Itching for a Blockbuster
Amgen does have some experience with DTC ads, though it hasn't always been positive. In 2005, the FDA asked the company to withdraw ads for Enbrel, a rheumatoid arthritis drug that was also approved to treat psoriasis. The agency felt the psoriasis ads overstated the drug's efficacy and understated its risks. It took eight months for the company to revamp the campaign. And last year, Congressmen John Dingell and Bart Stupak, both Michigan Democrats, looked into whether aggressive advertising of anemia drugs developed by Amgen and marketed both by it and Johnson & Johnson (JNJ) encouraged oncologists to prescribe them in excessive doses.
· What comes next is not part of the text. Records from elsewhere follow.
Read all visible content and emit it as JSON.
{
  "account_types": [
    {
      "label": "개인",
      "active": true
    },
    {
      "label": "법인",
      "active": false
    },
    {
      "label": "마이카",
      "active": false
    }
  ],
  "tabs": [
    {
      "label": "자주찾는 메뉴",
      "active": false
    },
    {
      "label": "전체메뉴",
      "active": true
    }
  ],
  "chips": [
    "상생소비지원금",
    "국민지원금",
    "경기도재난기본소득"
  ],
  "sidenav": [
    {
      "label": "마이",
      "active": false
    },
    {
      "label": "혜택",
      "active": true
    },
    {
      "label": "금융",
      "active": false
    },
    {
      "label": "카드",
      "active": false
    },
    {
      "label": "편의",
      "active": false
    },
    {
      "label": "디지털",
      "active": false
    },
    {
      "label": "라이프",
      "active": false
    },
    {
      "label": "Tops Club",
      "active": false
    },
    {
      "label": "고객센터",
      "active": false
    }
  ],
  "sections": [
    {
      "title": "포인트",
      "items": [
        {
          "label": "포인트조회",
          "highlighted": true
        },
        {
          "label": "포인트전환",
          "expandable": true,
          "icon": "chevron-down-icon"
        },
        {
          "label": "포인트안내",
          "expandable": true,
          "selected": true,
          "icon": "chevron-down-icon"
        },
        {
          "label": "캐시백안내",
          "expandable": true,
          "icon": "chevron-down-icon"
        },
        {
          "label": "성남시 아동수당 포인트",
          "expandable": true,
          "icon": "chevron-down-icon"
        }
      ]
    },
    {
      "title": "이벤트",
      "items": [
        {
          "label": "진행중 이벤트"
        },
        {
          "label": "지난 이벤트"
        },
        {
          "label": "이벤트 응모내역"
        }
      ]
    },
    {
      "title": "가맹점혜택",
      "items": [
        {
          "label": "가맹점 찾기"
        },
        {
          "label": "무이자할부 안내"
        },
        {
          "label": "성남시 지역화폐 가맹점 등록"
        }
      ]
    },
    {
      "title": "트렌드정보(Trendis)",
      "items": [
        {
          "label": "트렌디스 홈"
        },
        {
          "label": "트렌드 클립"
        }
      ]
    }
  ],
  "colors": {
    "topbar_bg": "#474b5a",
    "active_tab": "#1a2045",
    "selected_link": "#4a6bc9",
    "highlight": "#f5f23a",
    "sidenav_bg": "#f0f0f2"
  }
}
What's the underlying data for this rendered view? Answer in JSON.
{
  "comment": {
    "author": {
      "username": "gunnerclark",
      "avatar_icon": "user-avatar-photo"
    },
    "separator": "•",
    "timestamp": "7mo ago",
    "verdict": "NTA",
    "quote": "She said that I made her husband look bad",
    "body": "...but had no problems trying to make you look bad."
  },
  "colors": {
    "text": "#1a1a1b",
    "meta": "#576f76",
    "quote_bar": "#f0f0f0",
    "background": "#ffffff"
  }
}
The FDA added "black boxes" to the drugs' labels, warning that they were associated with increased tumor growth.
Such troubles have investors itching for Amgen to prove that denosumab can be its long-awaited next blockbuster. The company's net income grew just 2% last year, to $4.8 billion, on sales that also increased 2%, to $15 billion. But the latest trial results had even the most conservative analysts sitting up and taking notice. Christopher Raymond of Robert W. Baird raised his price target on the stock from 60 to 65. "Dmab," he wrote, invoking the drug's nickname, "hit one out of the park." Soon it may be up to Amgen's marketing staff to follow up with a home run of its own.